Au Vietnam, c’est l’équivalent de la prise de la Bastille : Diên Biên Phu, 7 mai 1954. Une victoire historique contre l’occupant français, scellée grâce au surnombre et à l’ingéniosité vietnamienne. On s’y raconte encore l’histoire de ces canons d’artillerie vietnamiens, démontés pièces par pièce, transportés à pied ou à vélo à travers la jungle et remontés des centaines de kilomètres plus loin sur ordre du général Vo Nguyên Giap, qui noieront les soldats français sous un déluge de feu. Cette débâcle militaire oblige la France à se retirer et très vite, en juillet 1954, les accords de Genève entérinent l’armistice et l’indépendance du Vietnam.
soixante-dix ans plus tard et pour la première fois, les autorités vietnamiennes ont pris la décision d’inviter aux commémorations de Diên Biên Phu deux membres du gouvernement français : Sébastien Lecornu, ministre des Armées, et Patricia Mirallès, secrétaire d’Etat chargée des Anciens combattants. François Mitterrand s’y était bien rendu en 1993, mais « à titre privé », une façon polie d’avouer qu’il n’y avait pas été convié par le gouvernement vietnamien. Car jusqu’à cette semaine, le Vietnam n’avait jamais voulu faire cadeau à la France d’une quelconque réconciliation sur le lieu-culte de cette bataille encore célébrée tous les deux ans par un imposant défilé militaire.

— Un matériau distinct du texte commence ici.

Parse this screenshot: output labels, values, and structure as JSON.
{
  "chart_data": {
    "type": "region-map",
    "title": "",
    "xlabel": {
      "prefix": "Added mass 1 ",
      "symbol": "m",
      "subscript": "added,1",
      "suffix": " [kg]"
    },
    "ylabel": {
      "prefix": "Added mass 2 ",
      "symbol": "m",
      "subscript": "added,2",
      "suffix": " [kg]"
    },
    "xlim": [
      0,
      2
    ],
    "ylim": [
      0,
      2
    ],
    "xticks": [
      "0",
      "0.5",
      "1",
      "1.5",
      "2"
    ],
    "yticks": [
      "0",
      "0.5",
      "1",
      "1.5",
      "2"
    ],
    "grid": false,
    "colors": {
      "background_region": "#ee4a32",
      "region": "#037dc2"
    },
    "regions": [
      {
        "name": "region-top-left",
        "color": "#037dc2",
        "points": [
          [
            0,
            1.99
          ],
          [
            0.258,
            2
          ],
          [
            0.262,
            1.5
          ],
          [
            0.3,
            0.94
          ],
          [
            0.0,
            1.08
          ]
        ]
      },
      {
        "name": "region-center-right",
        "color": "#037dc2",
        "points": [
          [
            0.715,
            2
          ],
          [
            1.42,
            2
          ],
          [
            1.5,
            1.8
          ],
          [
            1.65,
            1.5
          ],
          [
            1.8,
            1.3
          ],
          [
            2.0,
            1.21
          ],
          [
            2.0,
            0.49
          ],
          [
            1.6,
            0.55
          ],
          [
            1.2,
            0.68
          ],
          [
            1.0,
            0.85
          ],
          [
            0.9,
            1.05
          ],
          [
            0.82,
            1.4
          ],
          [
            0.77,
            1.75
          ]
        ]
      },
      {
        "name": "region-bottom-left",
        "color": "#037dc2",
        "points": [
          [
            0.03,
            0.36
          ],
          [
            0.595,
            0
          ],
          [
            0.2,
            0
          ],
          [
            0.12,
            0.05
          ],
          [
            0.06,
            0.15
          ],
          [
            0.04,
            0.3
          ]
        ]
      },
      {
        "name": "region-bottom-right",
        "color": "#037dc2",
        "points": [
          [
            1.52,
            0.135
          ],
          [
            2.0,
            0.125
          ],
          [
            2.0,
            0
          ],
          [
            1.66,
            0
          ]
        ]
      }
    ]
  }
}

Les relations diplomatiques ont bien été rétablies depuis 1973 et le climat s’est apaisé au point que Jacques Chirac et François Hollande se rendent tour à tour en visite d’Etat au Vietnam durant leur mandat. Emmanuel Macron pourrait d’ailleurs leur emboîter le pas d’ici la fin de l’année. Mais ce n’est pas non plus le pot de l’amitié tous les jours. De très anciens dossiers, comme le rapatriement des dépouilles de soldats français, ne sont toujours pas tranchés, car le dialogue reste lent et poussif avec le régime communiste vietnamien, qui a la mémoire longue.
Et pourtant. Entre les lignes, on comprend que le Vietnam étudie depuis plusieurs années ses intérêts sur la scène internationale, en particulier le délicat équilibre des relations qu’il entretient à la fois avec Pékin et Washington. Et si la France pouvait servir de point d’appui ou de troisième voie ? Dans ce cadre, l’invitation à Diên Biên Phu revêt aussi une dimension politique, dans la continuité de la stratégie régionale du Vietnam, membre de l’Association des nations d’Asie du Sud-Est (ASEAN) depuis 1995.
Cet organisme qui regroupe dix pays asiatiques fait face aux assauts chinois en mer de Chine du Sud et s’inquiète à voix haute d’un affrontement sino-américain, susceptible de déstabiliser la zone Asie-Pacifique. Or, la France a déjà signé deux partenariats stratégiques avec deux membres de l’ASEAN, l’Indonésie et les Philippines. Comme le dit de manière très diplomatique Sébastien Lecornu, le ministre français des Armées, « nous partageons avec le Vietnam une volonté d’équilibre et de stabilité dans la zone indopacifique ». Il n’y aucune raison de se précipiter et nous sommes encore très loin d’un tel niveau de rapprochement entre Hanoï et Paris. Mais à tout petits pas, on se dirige sans doute vers un dialogue plus étoffé et de plus long terme entre les deux anciens ennemis.